On the benches lie a treatise full of careful drawings explaining how each device is made and works, the apparatus of fine mechanics, automatic controls operating without a hand to guide them.
This is the world of the Banu Musa, three brothers, sons of Musa ibn Shakir, scholars and patrons at the court of the Abbasid caliphs, whose Book of Ingenious Devices described some hundred machines and is a landmark of the mechanical arts and of automatic control.

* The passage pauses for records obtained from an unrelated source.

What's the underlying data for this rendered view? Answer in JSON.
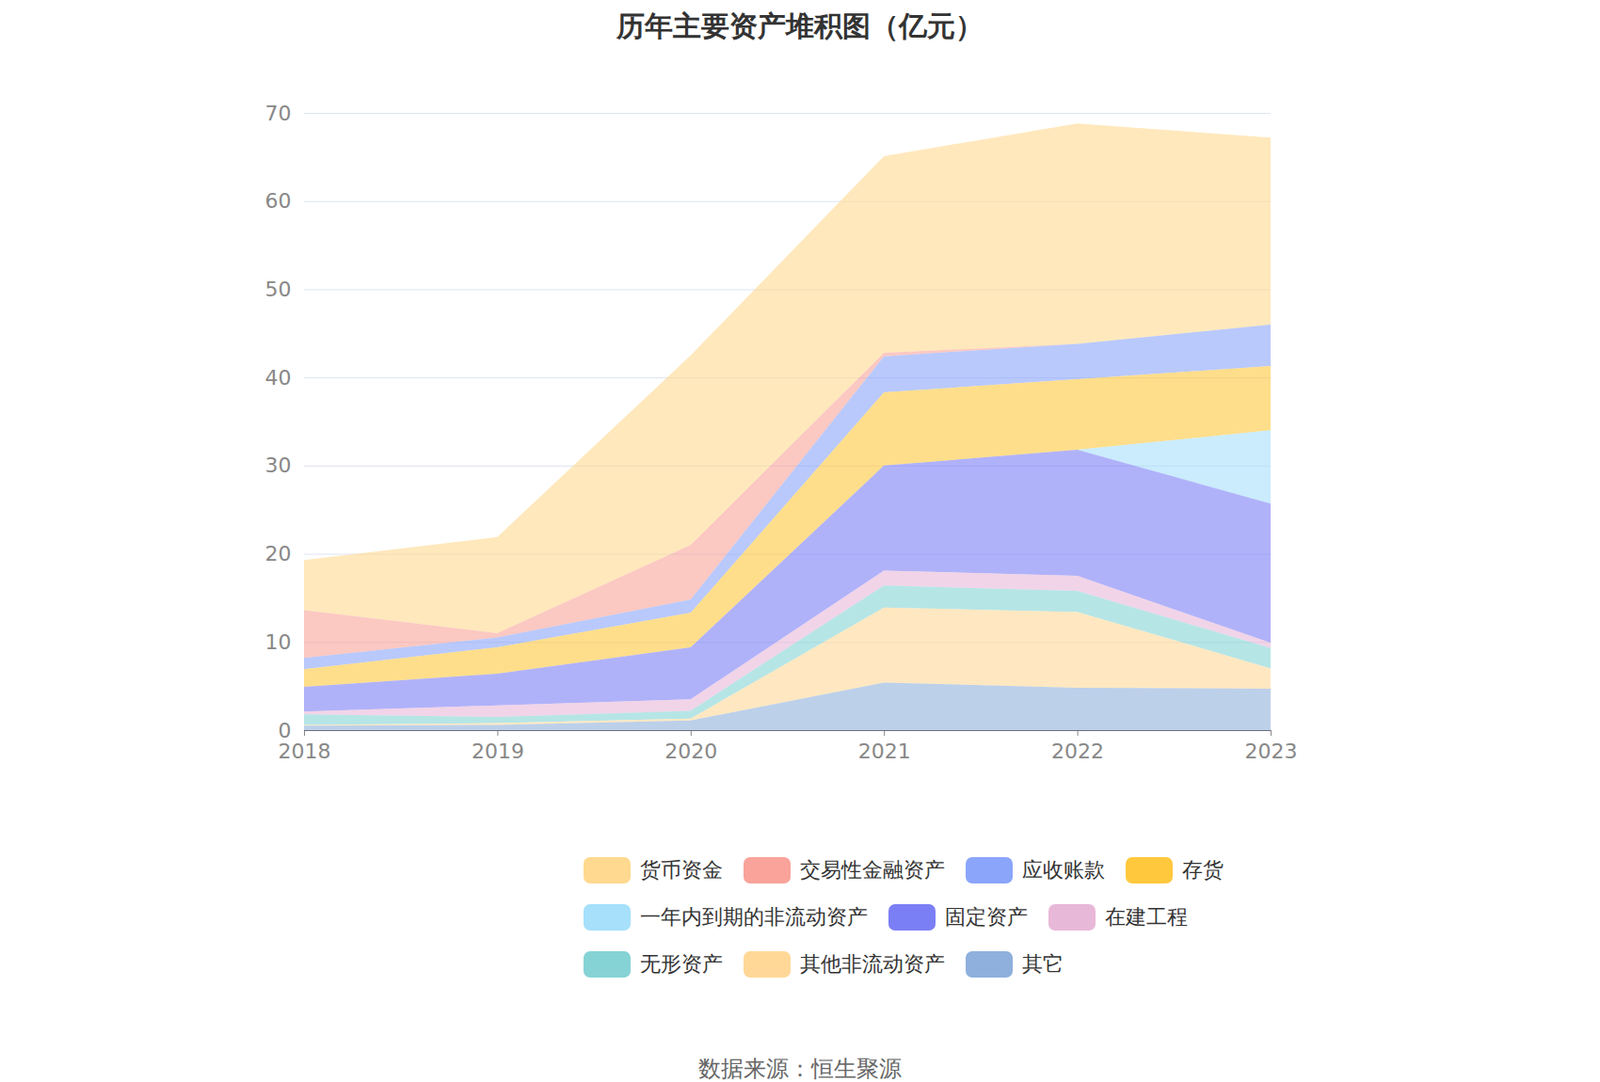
{
  "chart_data": {
    "type": "area",
    "title": "历年主要资产堆积图（亿元）",
    "caption": "数据来源：恒生聚源",
    "x": [
      2018,
      2019,
      2020,
      2021,
      2022,
      2023
    ],
    "xlim": [
      2018,
      2023
    ],
    "xticks": [
      2018,
      2019,
      2020,
      2021,
      2022,
      2023
    ],
    "ylim": [
      0,
      70
    ],
    "yticks": [
      0,
      10,
      20,
      30,
      40,
      50,
      60,
      70
    ],
    "grid": true,
    "stacked": true,
    "series": [
      {
        "name": "货币资金",
        "color": "#ffd98f",
        "values": [
          5.7,
          10.9,
          21.5,
          22.3,
          25.0,
          21.2
        ]
      },
      {
        "name": "交易性金融资产",
        "color": "#f9a39a",
        "values": [
          5.4,
          0.5,
          6.2,
          0.4,
          0,
          0
        ]
      },
      {
        "name": "应收账款",
        "color": "#8aa5fa",
        "values": [
          1.3,
          1.1,
          1.5,
          4.1,
          4.0,
          4.7
        ]
      },
      {
        "name": "存货",
        "color": "#ffc83d",
        "values": [
          2.0,
          3.0,
          3.9,
          8.3,
          8.0,
          7.3
        ]
      },
      {
        "name": "一年内到期的非流动资产",
        "color": "#a6e0fb",
        "values": [
          0,
          0,
          0,
          0,
          0,
          8.3
        ]
      },
      {
        "name": "固定资产",
        "color": "#7b7ff5",
        "values": [
          2.8,
          3.6,
          5.9,
          11.9,
          14.3,
          15.8
        ]
      },
      {
        "name": "在建工程",
        "color": "#e8b8d8",
        "values": [
          0.3,
          1.3,
          1.3,
          1.7,
          1.7,
          0.6
        ]
      },
      {
        "name": "无形资产",
        "color": "#86d3d6",
        "values": [
          1.2,
          0.7,
          0.9,
          2.5,
          2.4,
          2.3
        ]
      },
      {
        "name": "其他非流动资产",
        "color": "#ffd898",
        "values": [
          0.1,
          0.2,
          0.2,
          8.5,
          8.6,
          2.3
        ]
      },
      {
        "name": "其它",
        "color": "#8fb0dc",
        "values": [
          0.5,
          0.6,
          1.1,
          5.4,
          4.8,
          4.7
        ]
      }
    ]
  }
}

The setting is a house of learning in the great brick city on the Tigris, where the same circle of scholars gathered the books of the ancients, advanced mathematics and astronomy, and built and described machines.
The city is Baghdad in the ninth century, the capital of the Abbasid caliphate and the centre of the learning of the age.
The Banu Musa and their Book of Ingenious Devices (Kitab al-Hiyal) are recorded by the bibliographers and survive in the work itself. The scene depicts the workshop and the devices, with no individual shown by likeness.
Further reading & cross-references
The Banu Musa, Kitab al-Hiyal (Book of Ingenious Devices, 9th c.): The treatise itself, with its descriptions of the machines; the primary source.
Ibn al-Nadim, al-Fihrist, and the bibliographers on the Banu Musa: Used for the brothers, their place at the Abbasid court and their works in mathematics and mechanics.
Studies of medieval Islamic mechanical engineering and automatic control: Used for the significance of the devices and the hiyal tradition.
The setting of Abbasid Baghdad (material context): The brick city and the houses of learning constrain the depiction; the specific workshop is representative.